Marshall ocupa-se em realizar uma diferenciação entre dois tipos de classe social que são importantes para o seu estudo. Ele ressalta que o primeiro deles é a classe que “se assenta numa hierarquia de ‘status’ e expressa a diferença entre uma classe e outra em termos de direitos legais e costumes estabelecidos que possuem o caráter coercivo essencial da lei” (p. 76), sendo uma instituição, emergida naturalmente, em seu próprio direito. Trata-se, de certa forma, do sistema de classes do feudalismo medieval, e o autor aponta incisivamente a incompatibilidade deste sistema com as aspirações de cidadania, quando afirma: “Uma justiça nacional e uma lei igual para todos devem (...) enfraquecer e, eventualmente, destruir a justiça de classe, e a liberdade pessoal, como um direito natural universal, deve eliminar a servidão” (p. 77).

O segundo tipo de classe social, já brevemente tratado acima, não é tanto um produto derivado de outras instituições sociais, mas particularmente dos “fatores relacionados com as instituições da propriedade e educação e a estrutura da economia nacional” (p. 77). Permite-se a mobilidade social, que está relacionada com a participação do indivíduo na economia – via mercado de trabalho – e a possibilidade de sucesso material. A existência desse tipo de classe gera um tipo de desigualdade social “necessária e proposital” (p. 77), ainda que possa se tornar destrutivamente excessiva. Entretanto, sua necessidade sugere que, a princípio, ela não seja incompatível com aspirações igualitárias via “status”. Neste sentido, o autor faz referência a Patrick Colquhoun, que aceita explicitamente a pobreza, apesar de deplorar os indigentes ou os destituídos: “Sem uma grande proporção de pobres não poderia haver ricos, já que os ricos são o produto do trabalho (...). A pobreza, portanto, é um ingrediente indispensável e por demais necessário da sociedade, (...)” (p. 78). O desejo por cidadania e o despertar da consciência social, que acarretaram a – favorável – diminuição da influência das classes, não constituiu um ataque ao sistema de classes, tornando-o, ao contrário, menos vulnerável. Além disso, e particularmente, quando o núcleo da cidadania residia nos direitos civis, a concessão de direitos era necessária para a manutenção de um mercado competitivo e gerador de desigualdades.

Outrossim, os direitos políticos de cidadania “estavam repletos de ameaça potencial ao sistema capitalista” (p. 85), uma vez que Marshall reconhece a importância do exercício do poder político para demandar e se assegurar direitos sociais. Contudo, o que se observou na Inglaterra foi a transferência da reivindicação social da esfera política para a civil da cidadania, via sindicalismo ou “aceitação do direito de barganha” (p. 86).

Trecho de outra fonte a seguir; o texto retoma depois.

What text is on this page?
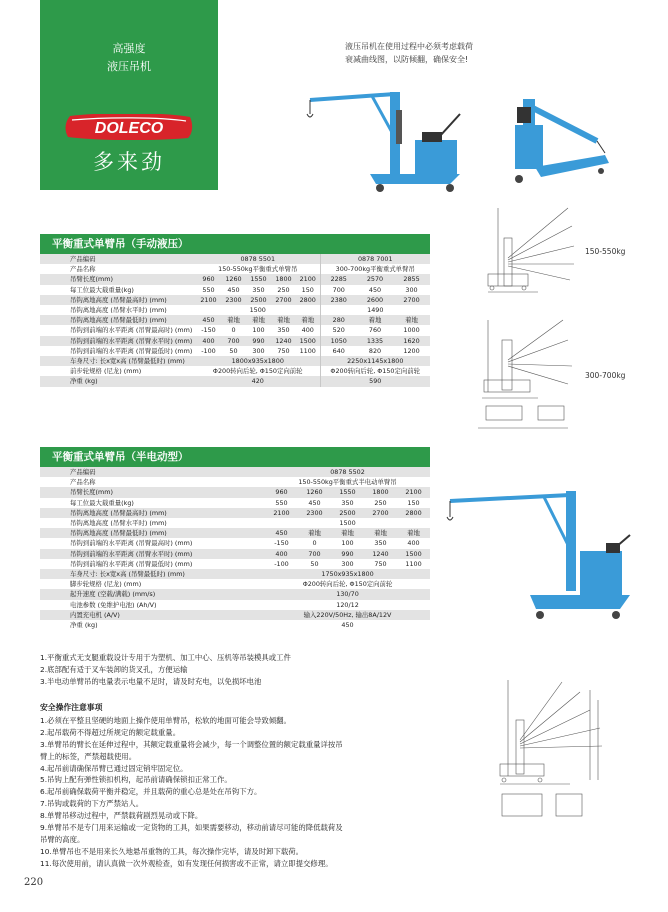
高强度
液压吊机
DOLECO
多来劲
液压吊机在使用过程中必须考虑载荷
衰减曲线图，以防倾翻，确保安全!
平衡重式单臂吊（手动液压）
产品编码	0878 5501					0878 7001		
产品名称	150-550kg平衡重式单臂吊					300-700kg平衡重式单臂吊		
吊臂长度(mm)	960	1260	1550	1800	2100	2285	2570	2855
每工位最大载重量(kg)	550	450	350	250	150	700	450	300
吊钩离地高度 (吊臂最高时) (mm)	2100	2300	2500	2700	2800	2380	2600	2700
吊钩离地高度 (吊臂水平时) (mm)	1500					1490		
吊钩离地高度 (吊臂最低时) (mm)	450	着地	着地	着地	着地	280	着地	着地
吊钩到前端的水平距离 (吊臂最高时) (mm)	-150	0	100	350	400	520	760	1000
吊钩到前端的水平距离 (吊臂水平时) (mm)	400	700	990	1240	1500	1050	1335	1620
吊钩到前端的水平距离 (吊臂最低时) (mm)	-100	50	300	750	1100	640	820	1200
车身尺寸: 长x宽x高 (吊臂最低时) (mm)	1800x935x1800					2250x1145x1800		
前步轮规格 (尼龙) (mm)	Φ200转向后轮, Φ150定向前轮					Φ200转向后轮, Φ150定向前轮		
净重 (kg)	420					590		
150-550kg
300-700kg
平衡重式单臂吊（半电动型）
产品编码	0878 5502				
产品名称	150-550kg平衡重式半电动单臂吊				
吊臂长度(mm)	960	1260	1550	1800	2100
每工位最大载重量(kg)	550	450	350	250	150
吊钩离地高度 (吊臂最高时) (mm)	2100	2300	2500	2700	2800
吊钩离地高度 (吊臂水平时) (mm)	1500				
吊钩离地高度 (吊臂最低时) (mm)	450	着地	着地	着地	着地
吊钩到前端的水平距离 (吊臂最高时) (mm)	-150	0	100	350	400
吊钩到前端的水平距离 (吊臂水平时) (mm)	400	700	990	1240	1500
吊钩到前端的水平距离 (吊臂最低时) (mm)	-100	50	300	750	1100
车身尺寸: 长x宽x高 (吊臂最低时) (mm)	1750x935x1800				
脚步轮规格 (尼龙) (mm)	Φ200转向后轮, Φ150定向前轮				
起升速度 (空载/满载) (mm/s)	130/70				
电池参数 (免维护电池) (Ah/V)	120/12				
内置充电机 (A/V)	输入220V/50Hz, 输出8A/12V				
净重 (kg)	450				

1.平衡重式无支腿重载设计专用于为塑机、加工中心、压机等吊装模具或工件

2.底部配有适于叉车装卸的货叉孔，方便运输

3.半电动单臂吊的电量表示电量不足时，请及时充电，以免损坏电池

安全操作注意事项

1.必须在平整且坚硬的地面上操作使用单臂吊，松软的地面可能会导致倾翻。

2.起吊载荷不得超过所规定的额定载重量。

3.单臂吊的臂长在延伸过程中，其额定载重量将会减少，每一个调整位置的额定载重量详按吊

臂上的标签，严禁超载使用。

4.起吊前请确保吊臂已通过固定销牢固定位。

5.吊钩上配有弹性锁扣机构，起吊前请确保锁扣正常工作。

6.起吊前确保载荷平衡并稳定，并且载荷的重心总是处在吊钩下方。

7.吊钩或载荷的下方严禁站人。

8.单臂吊移动过程中，严禁载荷剧烈晃动或下降。

9.单臂吊不是专门用来运输或一定货物的工具，如果需要移动，移动前请尽可能的降低载荷及

吊臂的高度。

10.单臂吊也不是用来长久地悬吊重物的工具，每次操作完毕，请及时卸下载荷。

11.每次使用前，请认真做一次外观检查，如有发现任何损害或不正常，请立即提交修理。

220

Tem-se, portanto, que até o início do século XX, momento em que os direitos sociais começam a se efetivar, o desenvolvimento da cidadania tenha exercido pouca influência direta sobre a desigualdade social (p. 87). A ampliação dos direitos sociais constituiu-se num papel decisivo na relação com o sistema de desigualdade, ainda que seu objetivo aparente não tenha sido atacar a desigualdade de renda, mas sim promover a igualdade de “status”.

Por fim, julgam-se importantes dois aspectos da análise proposta por Marshall. Em primeiro lugar, a essencialidade de sua definição de cidadania, em geral, e de sua tipologia dos direitos, em particular. Ainda que o empreendimento do autor não chegue a se constituir numa teoria específica, apesar de certas e dispersas generalizações quanto ao surgimento da cidadania na Europa, suas formulações fornecem ferramentas importantes para a compreensão de fenômenos sociais ao longo da história. Um segundo aspecto a se acentuar é a relação crucial estabelecida por Marshall entre busca por igualdade, por meio da universalização da cidadania, e manutenção de um sistema de desigualdades, produzido pelo próprio desenvolvimento de uma economia de mercado. Ele demonstra que a convivência entre ambos é desejável e necessária dentro da lógica capitalista vigente. Nesse sentido, vale destacar a atualidade de certas questões por ele levantadas, embora a análise tenha sido realizada há seis décadas.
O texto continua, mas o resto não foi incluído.